Despite those foundation years, Mraz was considered a sole figure on this band in the band’s current incarnation, which performed on Corea’s album “Three Strings” and in June on “Bass.” With bandmate Nels Cline, he frequently acted as vocalist and, as he described it in an interview with Zoli Music, “auditioned” for the role.

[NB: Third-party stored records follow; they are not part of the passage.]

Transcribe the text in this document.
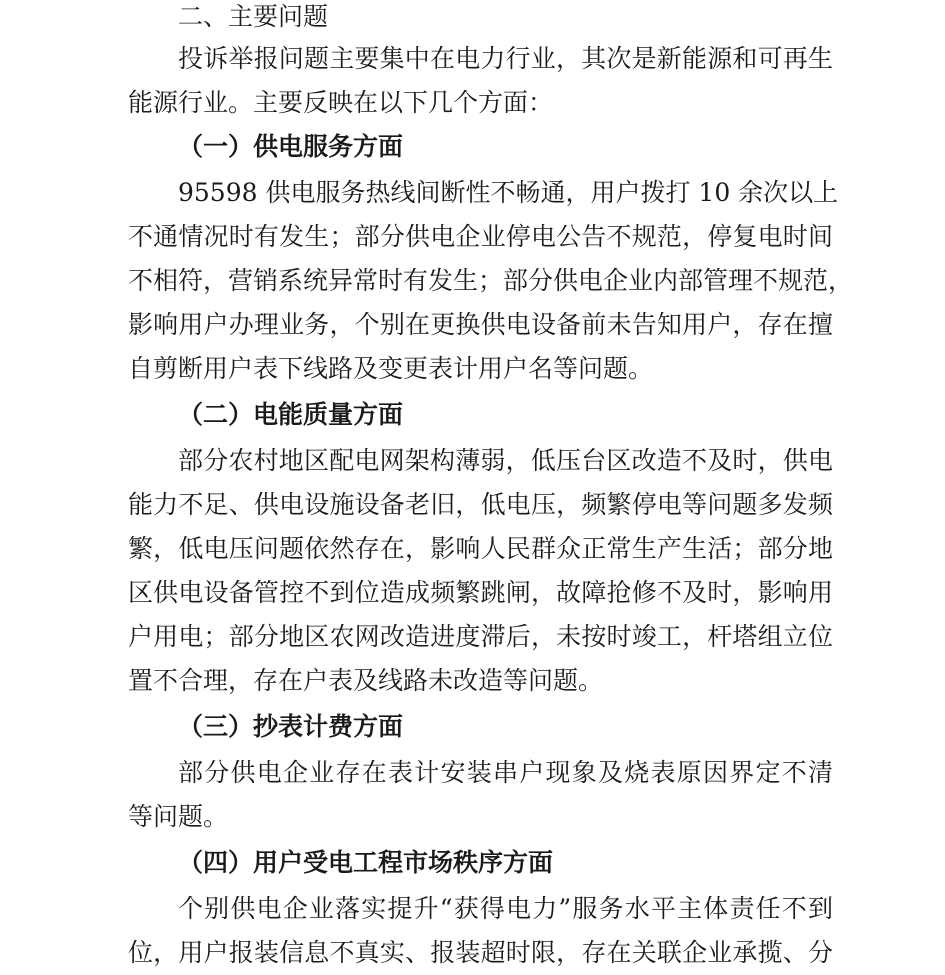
二、主要问题
投诉举报问题主要集中在电力行业，其次是新能源和可再生
能源行业。主要反映在以下几个方面：
（一）供电服务方面
95598 供电服务热线间断性不畅通，用户拨打 10 余次以上
不通情况时有发生；部分供电企业停电公告不规范，停复电时间
不相符，营销系统异常时有发生；部分供电企业内部管理不规范，
影响用户办理业务，个别在更换供电设备前未告知用户，存在擅
自剪断用户表下线路及变更表计用户名等问题。
（二）电能质量方面
部分农村地区配电网架构薄弱，低压台区改造不及时，供电
能力不足、供电设施设备老旧，低电压，频繁停电等问题多发频
繁，低电压问题依然存在，影响人民群众正常生产生活；部分地
区供电设备管控不到位造成频繁跳闸，故障抢修不及时，影响用
户用电；部分地区农网改造进度滞后，未按时竣工，杆塔组立位
置不合理，存在户表及线路未改造等问题。
（三）抄表计费方面
部分供电企业存在表计安装串户现象及烧表原因界定不清
等问题。
（四）用户受电工程市场秩序方面
个别供电企业落实提升“获得电力”服务水平主体责任不到
位，用户报装信息不真实、报装超时限，存在关联企业承揽、分
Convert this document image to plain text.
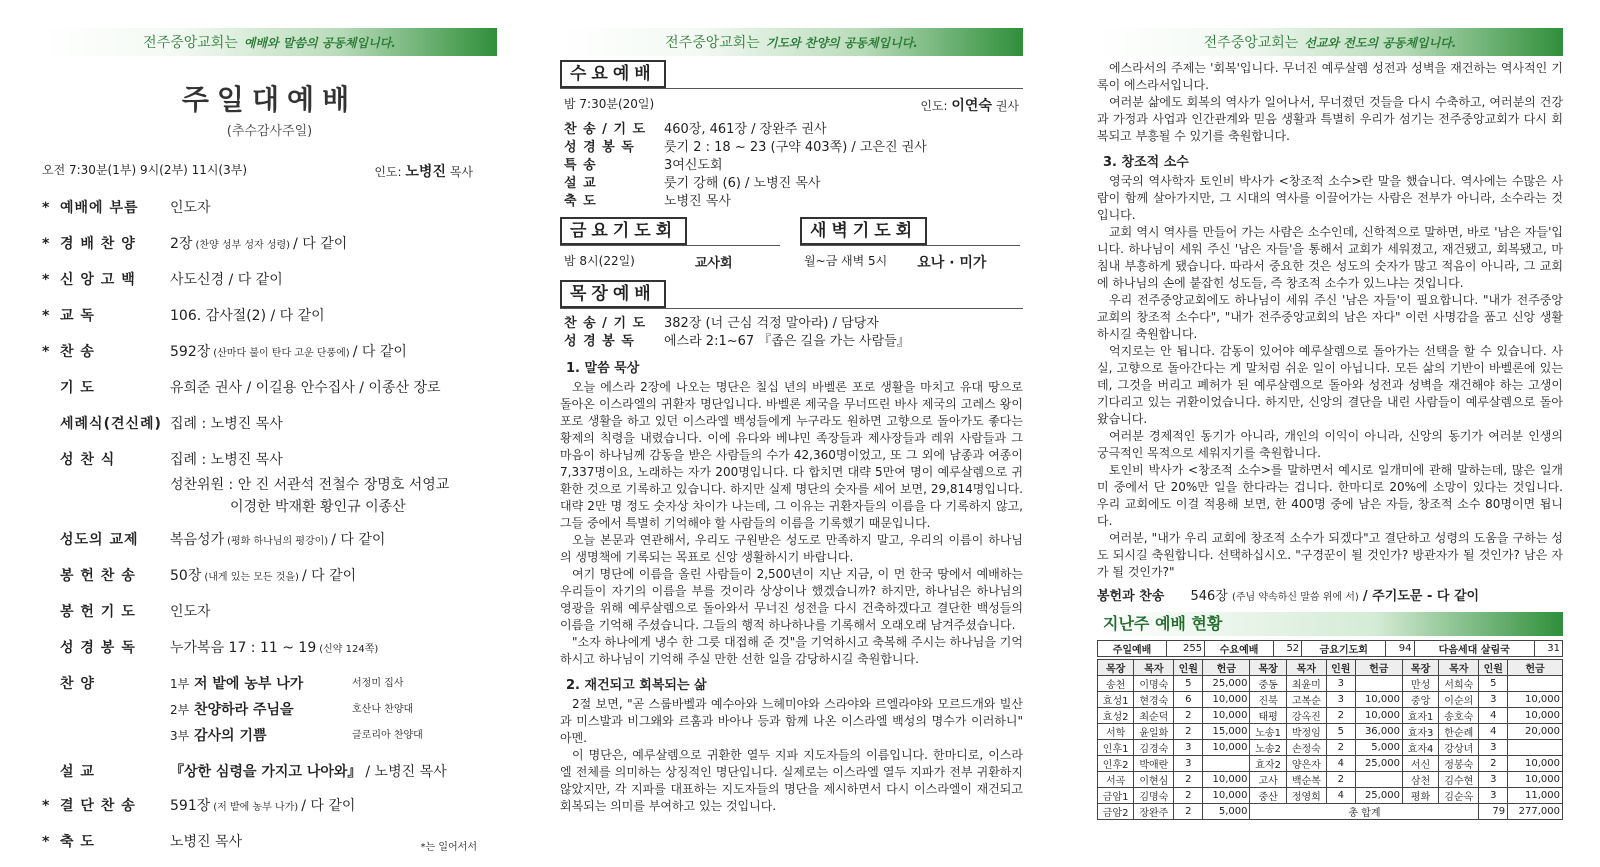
전주중앙교회는 예배와 말씀의 공동체입니다.
주일대예배
(추수감사주일)
오전 7:30분(1부) 9시(2부) 11시(3부)	인도: 노병진 목사
* 예배에 부름	인도자
* 경 배 찬 양	2장 (찬양 성부 성자 성령) / 다 같이
* 신 앙 고 백	사도신경 / 다 같이
* 교 독	106. 감사절(2) / 다 같이
* 찬 송	592장 (산마다 불이 탄다 고운 단풍에) / 다 같이
기 도	유희준 권사 / 이길용 안수집사 / 이종산 장로
세례식(견신례) 집례 : 노병진 목사
성 찬 식	집례 : 노병진 목사
성찬위원 : 안 진 서관석 전철수 장명호 서영교
이경한 박재환 황인규 이종산
성도의 교제	복음성가 (평화 하나님의 평강이) / 다 같이
봉 헌 찬 송	50장 (내게 있는 모든 것을) / 다 같이
봉 헌 기 도	인도자
성 경 봉 독	누가복음 17 : 11 ~ 19 (신약 124쪽)
찬 양	1부 저 밭에 농부 나가	서정미 집사
2부 찬양하라 주님을	호산나 찬양대
3부 감사의 기쁨	글로리아 찬양대
설 교	『상한 심령을 가지고 나아와』 / 노병진 목사
* 결 단 찬 송	591장 (저 밭에 농부 나가) / 다 같이
* 축 도	노병진 목사	*는 일어서서
전주중앙교회는 기도와 찬양의 공동체입니다.
수요예배
밤 7:30분(20일)	인도: 이연숙 권사
찬 송 / 기 도	460장, 461장 / 장완주 권사
성 경 봉 독	룻기 2 : 18 ~ 23 (구약 403쪽) / 고은진 권사
특 송	3여신도회
설 교	룻기 강해 (6) / 노병진 목사
축 도	노병진 목사
금요기도회
밤 8시(22일)	교사회
새벽기도회
월~금 새벽 5시 요나 · 미가
목장예배
찬 송 / 기 도	382장 (너 근심 걱정 말아라) / 담당자
성 경 봉 독	에스라 2:1~67 『좁은 길을 가는 사람들』
1. 말씀 묵상

오늘 에스라 2장에 나오는 명단은 칠십 년의 바벨론 포로 생활을 마치고 유대 땅으로 돌아온 이스라엘의 귀환자 명단입니다. 바벨론 제국을 무너뜨린 바사 제국의 고레스 왕이 포로 생활을 하고 있던 이스라엘 백성들에게 누구라도 원하면 고향으로 돌아가도 좋다는 황제의 칙령을 내렸습니다. 이에 유다와 베냐민 족장들과 제사장들과 레위 사람들과 그 마음이 하나님께 감동을 받은 사람들의 수가 42,360명이었고, 또 그 외에 남종과 여종이 7,337명이요, 노래하는 자가 200명입니다. 다 합치면 대략 5만여 명이 예루살렘으로 귀환한 것으로 기록하고 있습니다. 하지만 실제 명단의 숫자를 세어 보면, 29,814명입니다. 대략 2만 명 정도 숫자상 차이가 나는데, 그 이유는 귀환자들의 이름을 다 기록하지 않고, 그들 중에서 특별히 기억해야 할 사람들의 이름을 기록했기 때문입니다.

오늘 본문과 연관해서, 우리도 구원받은 성도로 만족하지 말고, 우리의 이름이 하나님의 생명책에 기록되는 목표로 신앙 생활하시기 바랍니다.

여기 명단에 이름을 올린 사람들이 2,500년이 지난 지금, 이 먼 한국 땅에서 예배하는 우리들이 자기의 이름을 부를 것이라 상상이나 했겠습니까? 하지만, 하나님은 하나님의 영광을 위해 예루살렘으로 돌아와서 무너진 성전을 다시 건축하겠다고 결단한 백성들의 이름을 기억해 주셨습니다. 그들의 행적 하나하나를 기록해서 오래오래 남겨주셨습니다.

"소자 하나에게 냉수 한 그릇 대접해 준 것"을 기억하시고 축복해 주시는 하나님을 기억하시고 하나님이 기억해 주실 만한 선한 일을 감당하시길 축원합니다.

2. 재건되고 회복되는 삶

2절 보면, "곧 스룹바벨과 예수아와 느헤미야와 스라야와 르엘라야와 모르드개와 빌산과 미스발과 비그왜와 르훔과 바아나 등과 함께 나온 이스라엘 백성의 명수가 이러하니" 아멘.

이 명단은, 예루살렘으로 귀환한 열두 지파 지도자들의 이름입니다. 한마디로, 이스라엘 전체를 의미하는 상징적인 명단입니다. 실제로는 이스라엘 열두 지파가 전부 귀환하지 않았지만, 각 지파를 대표하는 지도자들의 명단을 제시하면서 다시 이스라엘이 재건되고 회복되는 의미를 부여하고 있는 것입니다.

전주중앙교회는 선교와 전도의 공동체입니다.

에스라서의 주제는 '회복'입니다. 무너진 예루살렘 성전과 성벽을 재건하는 역사적인 기록이 에스라서입니다.

여러분 삶에도 회복의 역사가 일어나서, 무너졌던 것들을 다시 수축하고, 여러분의 건강과 가정과 사업과 인간관계와 믿음 생활과 특별히 우리가 섬기는 전주중앙교회가 다시 회복되고 부흥될 수 있기를 축원합니다.

3. 창조적 소수

영국의 역사학자 토인비 박사가 <창조적 소수>란 말을 했습니다. 역사에는 수많은 사람이 함께 살아가지만, 그 시대의 역사를 이끌어가는 사람은 전부가 아니라, 소수라는 것입니다.

교회 역시 역사를 만들어 가는 사람은 소수인데, 신학적으로 말하면, 바로 '남은 자들'입니다. 하나님이 세워 주신 '남은 자들'을 통해서 교회가 세워졌고, 재건됐고, 회복됐고, 마침내 부흥하게 됐습니다. 따라서 중요한 것은 성도의 숫자가 많고 적음이 아니라, 그 교회에 하나님의 손에 붙잡힌 성도들, 즉 창조적 소수가 있느냐는 것입니다.

우리 전주중앙교회에도 하나님이 세워 주신 '남은 자들'이 필요합니다. "내가 전주중앙교회의 창조적 소수다", "내가 전주중앙교회의 남은 자다" 이런 사명감을 품고 신앙 생활하시길 축원합니다.

억지로는 안 됩니다. 감동이 있어야 예루살렘으로 돌아가는 선택을 할 수 있습니다. 사실, 고향으로 돌아간다는 게 말처럼 쉬운 일이 아닙니다. 모든 삶의 기반이 바벨론에 있는데, 그것을 버리고 폐허가 된 예루살렘으로 돌아와 성전과 성벽을 재건해야 하는 고생이 기다리고 있는 귀환이었습니다. 하지만, 신앙의 결단을 내린 사람들이 예루살렘으로 돌아왔습니다.

여러분 경제적인 동기가 아니라, 개인의 이익이 아니라, 신앙의 동기가 여러분 인생의 궁극적인 목적으로 세워지기를 축원합니다.

토인비 박사가 <창조적 소수>를 말하면서 예시로 일개미에 관해 말하는데, 많은 일개미 중에서 단 20%만 일을 한다라는 겁니다. 한마디로 20%에 소망이 있다는 것입니다. 우리 교회에도 이걸 적용해 보면, 한 400명 중에 남은 자들, 창조적 소수 80명이면 됩니다.

여러분, "내가 우리 교회에 창조적 소수가 되겠다"고 결단하고 성령의 도움을 구하는 성도 되시길 축원합니다. 선택하십시오. "구경꾼이 될 것인가? 방관자가 될 것인가? 남은 자가 될 것인가?"

봉헌과 찬송 546장 (주님 약속하신 말씀 위에 서) / 주기도문 - 다 같이
지난주 예배 현황
주일예배	255	수요예배	52	금요기도회	94	다음세대 살림국	31
목장	목자	인원	헌금	목장	목자	인원	헌금	목장	목자	인원	헌금
송천	이명숙	5	25,000	중동	최윤미	3		만성	서희숙	5	
효성1	현경숙	6	10,000	진북	고복순	3	10,000	중앙	이순의	3	10,000
효성2	최순덕	2	10,000	태평	강옥진	2	10,000	효자1	송호숙	4	10,000
서학	윤일화	2	15,000	노송1	박정임	5	36,000	효자3	한순례	4	20,000
인후1	김경숙	3	10,000	노송2	손정숙	2	5,000	효자4	강상녀	3	
인후2	박애란	3		효자2	양은자	4	25,000	서신	정봉숙	2	10,000
서곡	이현심	2	10,000	고사	백순복	2		삼천	김수현	3	10,000
금암1	김명숙	2	10,000	중산	정영희	4	25,000	평화	김순옥	3	11,000
금암2	장완주	2	5,000	총 합계						79	277,000
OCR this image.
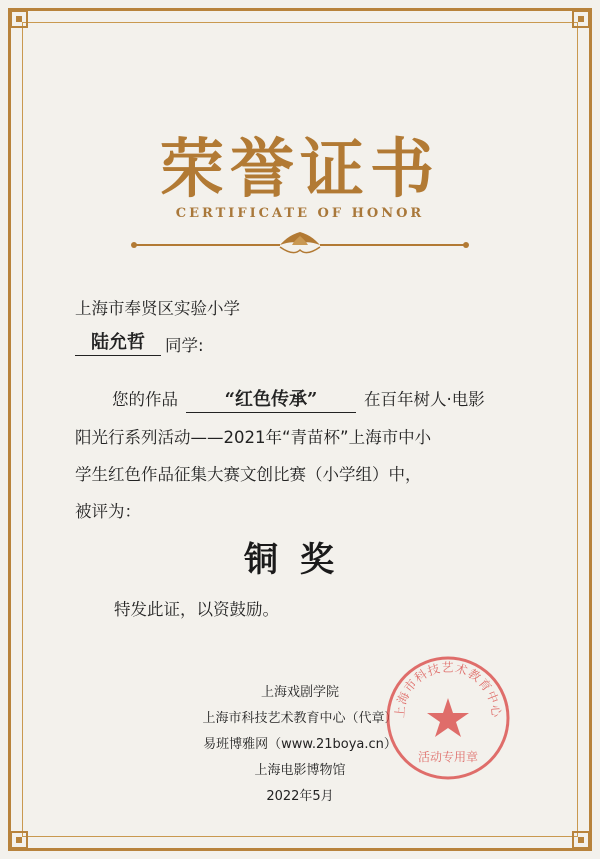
荣誉证书
CERTIFICATE OF HONOR
上海市奉贤区实验小学
陆允哲	同学:
您的作品	“红色传承”	在百年树人·电影
阳光行系列活动——2021年“青苗杯”上海市中小
学生红色作品征集大赛文创比赛（小学组）中，
被评为：
铜奖
特发此证，以资鼓励。
上海戏剧学院
上海市科技艺术教育中心（代章）
易班博雅网（www.21boya.cn）
上海电影博物馆
2022年5月
上海市科技艺术教育中心
活动专用章
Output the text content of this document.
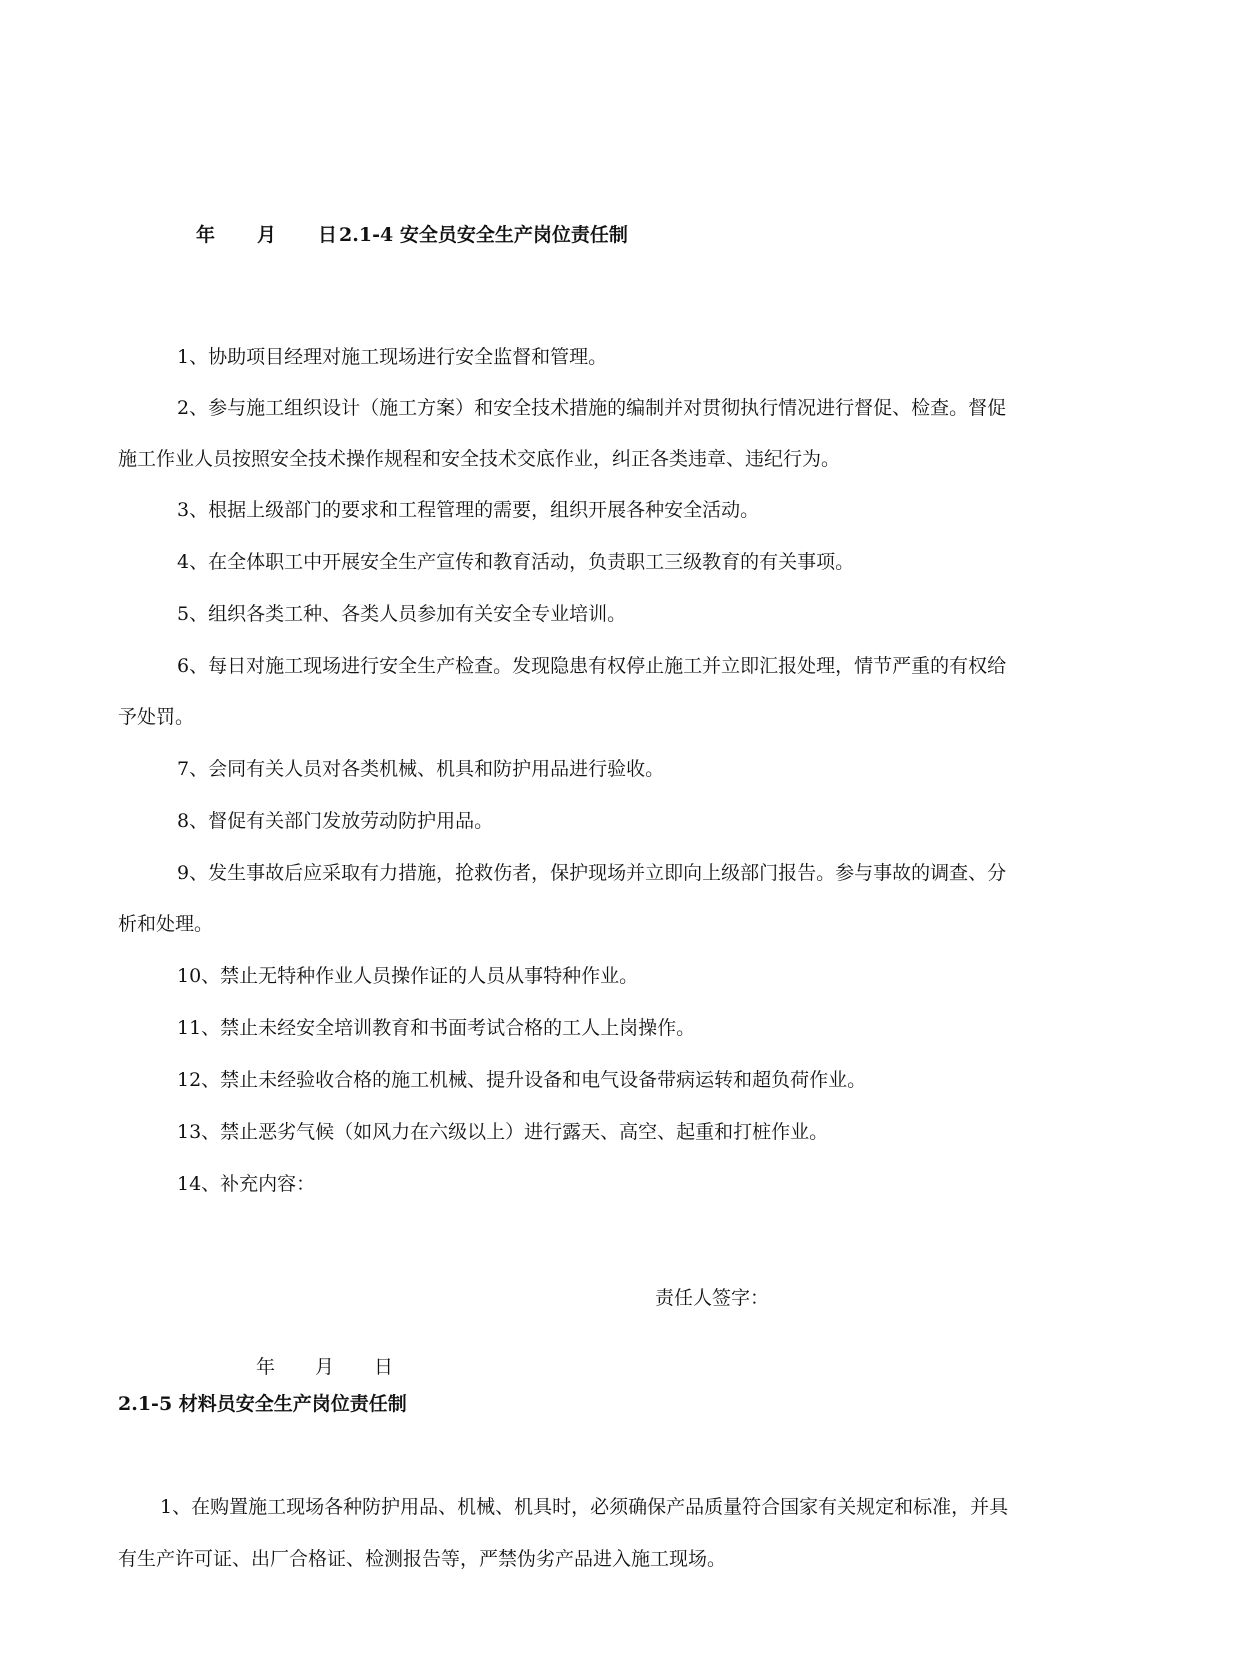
年 月 日 2.1-4 安全员安全生产岗位责任制
1、协助项目经理对施工现场进行安全监督和管理。
2、参与施工组织设计（施工方案）和安全技术措施的编制并对贯彻执行情况进行督促、检查。督促
施工作业人员按照安全技术操作规程和安全技术交底作业，纠正各类违章、违纪行为。
3、根据上级部门的要求和工程管理的需要，组织开展各种安全活动。
4、在全体职工中开展安全生产宣传和教育活动，负责职工三级教育的有关事项。
5、组织各类工种、各类人员参加有关安全专业培训。
6、每日对施工现场进行安全生产检查。发现隐患有权停止施工并立即汇报处理，情节严重的有权给
予处罚。
7、会同有关人员对各类机械、机具和防护用品进行验收。
8、督促有关部门发放劳动防护用品。
9、发生事故后应采取有力措施，抢救伤者，保护现场并立即向上级部门报告。参与事故的调查、分
析和处理。
10、禁止无特种作业人员操作证的人员从事特种作业。
11、禁止未经安全培训教育和书面考试合格的工人上岗操作。
12、禁止未经验收合格的施工机械、提升设备和电气设备带病运转和超负荷作业。
13、禁止恶劣气候（如风力在六级以上）进行露天、高空、起重和打桩作业。
14、补充内容：
责任人签字：
年 月 日
2.1-5 材料员安全生产岗位责任制
1、在购置施工现场各种防护用品、机械、机具时，必须确保产品质量符合国家有关规定和标准，并具
有生产许可证、出厂合格证、检测报告等，严禁伪劣产品进入施工现场。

During his career, Mraz recorded more than 20 albums, released both as a leader and an associate. He was one of the primary trumpeters for former Sun Ra Arkestra drummer Billy Higgins, whose Mraz-Mitchell duo released several albums in the ’70s. Mraz also met Miles Davis while touring in his band in the ’70s, according to a New York Times profile.
George Mraz Son, or George Mraz, may be defined as a versatile bassist who could create instrumental pairs with Corea, performing jazz with his signature voicings and melodies.
“Just a really versatile player,” John Coltrane said of Mraz in an interview quoted in CNN’s Obituary, an online tribute. “He didn’t draw distinctions between jazz and anything else. He just played all the time.”
Funeral services will be held Sunday. Donations to El Loco Theater in Atlanta can be made in lieu of flowers.